Pada tahun 1865, R.A. Sastrodarmo menulis buku yang berjudul "Kawontenan Ing Nagari Betawi". Dalam buku itu ditulis tentang kehidupan kota betawi pada masa itu. Sastrodarmo menulis, orang-orang laki di Betawi kurang senang berambut
gondrong, namun menyukai rambut gundul, barangkali menyesuaikan iklim
yang panas. Peraturan Polisi dilakukan dengan ketat, bila ada persoalan
diselesaikan cepat tanpa memungut biaya sedikitpun, dan berlaku tanpa
pandang bulu bangsa.
Bagi pembuang sampah yang sembrono kena denda. Setiap penduduk yang
sudah mencapai umur 15 tahun harus punya KTP dan dikeluarkan oleh Lurah
(BEK) masing-masing dengan membayar 25 sen. Siapa yang ketangkap tanpa
KTP kena denda kurungan 5 hari. Selewat jam 19.00 malam dilarang bawa
senjata tajam misalnya golok dan sebagainya. Bagi pedagang yang menetap
maupun keliling harus punya Surat Pas yang menerangkan jenis dagangannya. Setiap jalan besar dijaga
petugas yang kerjanya keliling kampung juga, mereka inilah mata-mata Polisi yang sering menangkap penjahat atau pelanggar peraturan lainnya. Gardu penjagaan selalu ada penjaga 2 orang waktu siang, kalau malam 5 orang, bersenjata tombak berujung dua.
Bila ada kebakaran, kentongan dibunyikan bertalu-talu. Demikian juga bila ada orang mengamuk. Di Jakarta waktu itu baru ada 4 rumah gadai yaitu didekat pasar: Tanah Abang, Senen, Pasar Baru, dan Glodog. Kepala penduduk Betawi disebut komendan. Semuanya ada 4 orang, ditambah seorang jaksa, 4 ajun jaksa dan 12 orang ajudan. Dibawah ajudan ada para lurah kampung atau yang di sebut BEK, mambawahi Tueidhe dan 2 orang Sarean.
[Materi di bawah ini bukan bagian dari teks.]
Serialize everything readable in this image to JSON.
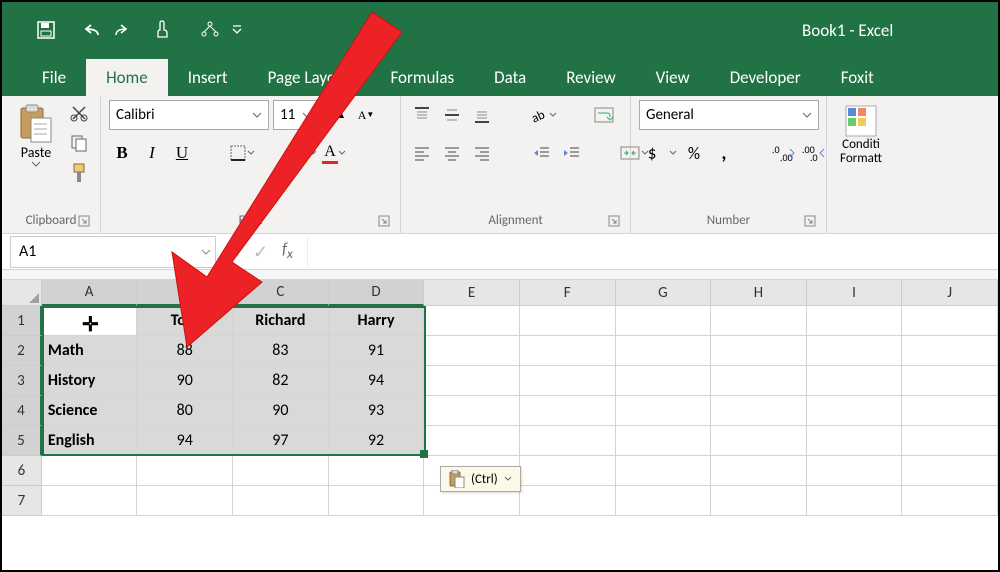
{
  "app_title": "Book1 - Excel",
  "tabs": [
    "File",
    "Home",
    "Insert",
    "Page Layout",
    "Formulas",
    "Data",
    "Review",
    "View",
    "Developer",
    "Foxit"
  ],
  "active_tab": 1,
  "ribbon": {
    "clipboard": {
      "label": "Clipboard",
      "paste": "Paste"
    },
    "font": {
      "label": "Font",
      "name": "Calibri",
      "size": "11",
      "bold": "B",
      "italic": "I",
      "underline": "U"
    },
    "alignment": {
      "label": "Alignment"
    },
    "number": {
      "label": "Number",
      "format": "General"
    },
    "styles": {
      "cond": "Conditional Formatting"
    }
  },
  "namebox": "A1",
  "columns": [
    "A",
    "B",
    "C",
    "D",
    "E",
    "F",
    "G",
    "H",
    "I",
    "J"
  ],
  "sel_cols": 4,
  "rows": 7,
  "sel_rows": 5,
  "table": {
    "headers": [
      "",
      "Tom",
      "Richard",
      "Harry"
    ],
    "rows": [
      [
        "Math",
        88,
        83,
        91
      ],
      [
        "History",
        90,
        82,
        94
      ],
      [
        "Science",
        80,
        90,
        93
      ],
      [
        "English",
        94,
        97,
        92
      ]
    ]
  },
  "paste_options": "(Ctrl)"
}
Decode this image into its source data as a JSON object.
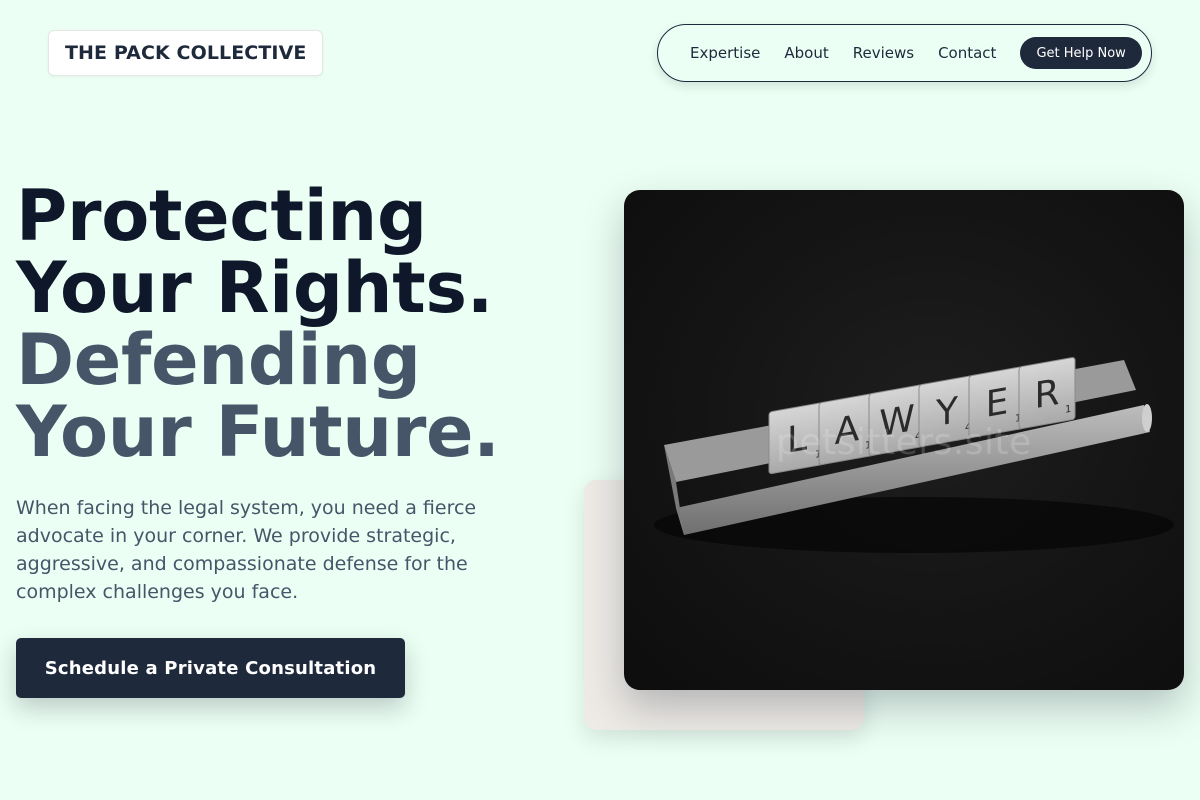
{
  "header": {
    "logo_text": "THE PACK COLLECTIVE",
    "nav": {
      "links": [
        "Expertise",
        "About",
        "Reviews",
        "Contact"
      ],
      "cta_label": "Get Help Now"
    }
  },
  "hero": {
    "title_lines": [
      "Protecting",
      "Your Rights.",
      "Defending",
      "Your Future."
    ],
    "subtitle": "When facing the legal system, you need a fierce advocate in your corner. We provide strategic, aggressive, and compassionate defense for the complex challenges you face.",
    "cta_label": "Schedule a Private Consultation",
    "image": {
      "tiles": [
        "L",
        "A",
        "W",
        "Y",
        "E",
        "R"
      ],
      "tile_scores": [
        "1",
        "1",
        "4",
        "4",
        "1",
        "1"
      ],
      "watermark": "petsitters.site"
    }
  },
  "colors": {
    "background": "#ecfff4",
    "primary": "#1e293b",
    "heading_dark": "#0f172a",
    "heading_muted": "#475569"
  }
}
Pada umumnya menurut buku yang ditulis oleh Soedarmo, lelaki di Betawi kurang senang berambut
gondrong, dan lebih menyukai rambut gundul, mungkin untuk diri dari menyesuaikan iklim
di Betawi yang panas.
Peraturan yang dibuat Polisi kolonial dilakukan dengan ketat, bila ada persoalan
diselesaikan cepat tanpa memungut biaya sedikitpun, dan berlaku tanpa
pandang suku bangsa. Bagi pembuang sampah yang sembarang bisa dikenakan denda.
Setiap penduduk yang
sudah berumur 15 tahun harus punya tanda pengenal atau KTP dan KTP itu dikeluarkan oleh Lurah
(BEK) masing-masing dengan membayar 25 sen. Bagi yang telah wajib memiliki KTP tetapi belum memiliki KTP akan dikenai denda kurungan 5 hari.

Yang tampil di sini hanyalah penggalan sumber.